The barista is more fortunate than most. Her parents could afford a well-crafted lens, permitting her to see as the laws of physics dictate. Her high-class peers, likewise privileged with synchronized vision, would have found the mother and boy’s manners suggestive of their humble means more than anything. Yet, the barista is wistful. She had her operation late, and will never forget the awful, deafening stillness that gripped her heart the first time she opened her eyes. Where afterimages of people, buildings, and leaves used to trail behind in the space each had just occupied, there was now strictly empty or filled space: definite, clear, absolute. Sure, now her friends could all appreciate the same scenes, but the barista’s world is no longer her own.
There are many like her who long for the old world, when everyone agreed that sight was too fickle and reality could only be trusted within an arm’s reach. Before, people discovered the world through brushing against passersby and trailing fingers across store fronts. They were lanterns, bobbing in the night. These wistful individuals ask how, how could placing a glass between the world and our soul make us see more rightly? How is light, twisting through miles of wind and air, more certain than what we can physically touch?

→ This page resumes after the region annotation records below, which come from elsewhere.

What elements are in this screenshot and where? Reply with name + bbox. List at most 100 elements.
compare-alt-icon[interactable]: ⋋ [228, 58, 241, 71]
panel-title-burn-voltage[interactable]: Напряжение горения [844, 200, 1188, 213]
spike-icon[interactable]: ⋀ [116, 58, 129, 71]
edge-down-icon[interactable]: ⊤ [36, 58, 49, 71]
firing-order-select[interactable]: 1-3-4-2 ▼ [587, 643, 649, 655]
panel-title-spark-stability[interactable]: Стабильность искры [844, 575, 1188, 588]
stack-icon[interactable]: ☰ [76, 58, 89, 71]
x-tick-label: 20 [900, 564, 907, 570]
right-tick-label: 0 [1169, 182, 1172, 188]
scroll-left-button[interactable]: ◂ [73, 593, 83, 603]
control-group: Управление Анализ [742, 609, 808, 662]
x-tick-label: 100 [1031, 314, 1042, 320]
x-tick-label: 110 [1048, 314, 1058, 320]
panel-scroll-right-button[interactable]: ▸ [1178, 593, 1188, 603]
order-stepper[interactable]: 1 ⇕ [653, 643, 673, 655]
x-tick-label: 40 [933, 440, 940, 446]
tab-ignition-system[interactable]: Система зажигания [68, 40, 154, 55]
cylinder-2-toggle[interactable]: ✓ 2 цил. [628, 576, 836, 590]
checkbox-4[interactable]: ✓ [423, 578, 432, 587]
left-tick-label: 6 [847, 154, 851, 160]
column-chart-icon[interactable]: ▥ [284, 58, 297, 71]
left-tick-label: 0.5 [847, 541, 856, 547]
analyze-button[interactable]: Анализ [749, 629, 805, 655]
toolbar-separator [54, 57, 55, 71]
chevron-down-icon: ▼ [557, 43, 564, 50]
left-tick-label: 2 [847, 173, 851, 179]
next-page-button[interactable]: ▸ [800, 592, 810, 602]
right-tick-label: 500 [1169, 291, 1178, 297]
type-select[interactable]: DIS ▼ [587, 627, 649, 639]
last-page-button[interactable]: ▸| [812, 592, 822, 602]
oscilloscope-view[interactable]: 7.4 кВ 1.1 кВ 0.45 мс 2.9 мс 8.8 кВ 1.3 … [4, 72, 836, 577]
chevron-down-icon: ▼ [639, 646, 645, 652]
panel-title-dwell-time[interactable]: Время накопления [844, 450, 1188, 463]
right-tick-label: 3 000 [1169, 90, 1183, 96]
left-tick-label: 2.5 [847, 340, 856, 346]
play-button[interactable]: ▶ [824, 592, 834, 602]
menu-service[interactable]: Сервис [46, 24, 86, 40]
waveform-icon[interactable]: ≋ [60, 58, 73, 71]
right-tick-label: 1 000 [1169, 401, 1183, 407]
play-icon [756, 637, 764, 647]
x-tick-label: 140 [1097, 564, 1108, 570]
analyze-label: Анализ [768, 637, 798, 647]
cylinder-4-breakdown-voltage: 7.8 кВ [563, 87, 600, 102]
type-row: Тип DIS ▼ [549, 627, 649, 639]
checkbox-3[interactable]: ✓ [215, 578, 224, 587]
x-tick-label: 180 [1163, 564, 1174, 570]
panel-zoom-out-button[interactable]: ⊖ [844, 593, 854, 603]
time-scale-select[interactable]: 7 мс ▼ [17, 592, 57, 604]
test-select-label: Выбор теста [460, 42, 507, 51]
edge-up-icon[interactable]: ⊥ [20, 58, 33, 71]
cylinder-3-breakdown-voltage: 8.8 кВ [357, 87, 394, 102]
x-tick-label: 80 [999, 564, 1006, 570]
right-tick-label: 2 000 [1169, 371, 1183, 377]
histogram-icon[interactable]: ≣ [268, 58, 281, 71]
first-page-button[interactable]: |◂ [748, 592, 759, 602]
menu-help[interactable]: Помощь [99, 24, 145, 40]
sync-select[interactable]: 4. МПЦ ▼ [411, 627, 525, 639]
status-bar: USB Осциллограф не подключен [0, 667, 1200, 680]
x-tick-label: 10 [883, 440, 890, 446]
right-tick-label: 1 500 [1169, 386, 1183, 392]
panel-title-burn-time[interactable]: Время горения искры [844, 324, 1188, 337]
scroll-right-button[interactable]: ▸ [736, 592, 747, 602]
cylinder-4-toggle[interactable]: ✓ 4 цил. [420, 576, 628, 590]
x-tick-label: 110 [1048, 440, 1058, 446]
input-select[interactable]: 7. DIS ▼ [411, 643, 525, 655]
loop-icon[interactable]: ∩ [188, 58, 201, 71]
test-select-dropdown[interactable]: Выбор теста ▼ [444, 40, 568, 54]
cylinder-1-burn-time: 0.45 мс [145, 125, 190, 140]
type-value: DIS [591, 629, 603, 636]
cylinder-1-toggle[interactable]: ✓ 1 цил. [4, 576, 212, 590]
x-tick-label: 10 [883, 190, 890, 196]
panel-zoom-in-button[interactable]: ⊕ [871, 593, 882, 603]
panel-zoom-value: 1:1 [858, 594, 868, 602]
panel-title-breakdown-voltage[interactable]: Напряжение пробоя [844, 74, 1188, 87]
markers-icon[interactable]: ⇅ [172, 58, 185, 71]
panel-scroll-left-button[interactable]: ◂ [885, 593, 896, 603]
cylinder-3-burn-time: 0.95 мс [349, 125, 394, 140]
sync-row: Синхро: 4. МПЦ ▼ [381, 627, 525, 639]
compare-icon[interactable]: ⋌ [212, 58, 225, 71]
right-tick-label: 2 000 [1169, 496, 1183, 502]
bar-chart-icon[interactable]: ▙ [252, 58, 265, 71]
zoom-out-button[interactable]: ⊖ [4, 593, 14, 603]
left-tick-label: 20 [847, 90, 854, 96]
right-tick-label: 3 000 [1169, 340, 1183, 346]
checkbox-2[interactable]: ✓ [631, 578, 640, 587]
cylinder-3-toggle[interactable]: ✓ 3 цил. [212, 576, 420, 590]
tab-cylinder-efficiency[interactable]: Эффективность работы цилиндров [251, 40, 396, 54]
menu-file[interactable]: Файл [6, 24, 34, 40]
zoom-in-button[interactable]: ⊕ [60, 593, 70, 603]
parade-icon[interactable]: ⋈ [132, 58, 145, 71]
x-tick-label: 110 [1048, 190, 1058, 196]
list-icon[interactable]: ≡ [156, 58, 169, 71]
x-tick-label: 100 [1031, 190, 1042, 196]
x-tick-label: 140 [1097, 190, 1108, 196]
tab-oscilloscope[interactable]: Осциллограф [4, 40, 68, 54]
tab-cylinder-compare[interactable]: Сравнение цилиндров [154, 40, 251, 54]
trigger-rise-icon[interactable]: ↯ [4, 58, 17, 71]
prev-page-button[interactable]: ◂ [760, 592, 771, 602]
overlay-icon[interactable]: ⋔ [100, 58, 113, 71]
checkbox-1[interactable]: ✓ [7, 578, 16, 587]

But business owners, and managers, and leaders of industry only see results. Standardized vision is standardized understanding, and standardized understanding can be mechanized. Companies began purchasing low-grade, colorless lenses to improve efficiency, and soon the lens pervaded the working class. But how much longer do the hours stretch, oiling gears and boxing shipments, when the faces and walls around you are stilled with shades of black and grey?
Meanwhile, artists revel in visual and physical isolation. They reject the lens, reject touch, and reject certainty. They sit at street corners and cafes gazing at the shapes eddying before them, hands translating these images onto paper or into words before they shift with the next breeze. This is what it means to be human, they say. Confuse your senses, lose yourself, and then show the world what you learned. One’s soul mate is said to be the only other person whose natural vision is identical—one who also sees the world in jagged fractals, or colorful mist.
Proponents of lenses argue that now everyone can harmonize as well as soul mates can. People can share in visual experiences. Factory work is finally safe; fingers are rarely lost and miscommunications needn’t be fatal. Hospitals’ mortality rates dropped, and all manner of food and commodities are more abundant than ever before. Change is hard, but this change is good.
Certainly, the barista would not have had a job before the lens existed. She couldn’t be sure which drink to place at the bar as each patron approached. She is privileged beyond belief.
The barista sees the boy and his mother once more after that day. A lazy summer evening gathers families and couples atop a grassy hill overlooking the city, and as the barista leans against her partner, she spots the two further down the hill. The boy sits in his mother’s lap and describes the fractured reds and golds painted across his sky, tracing twenty different suns with his mother’s pointed finger. The barista and her partner sit in silence, and they can hear the boy’s words carried by the wind. She listens intently, and after some time, she swears that she can see the sun begin to crack.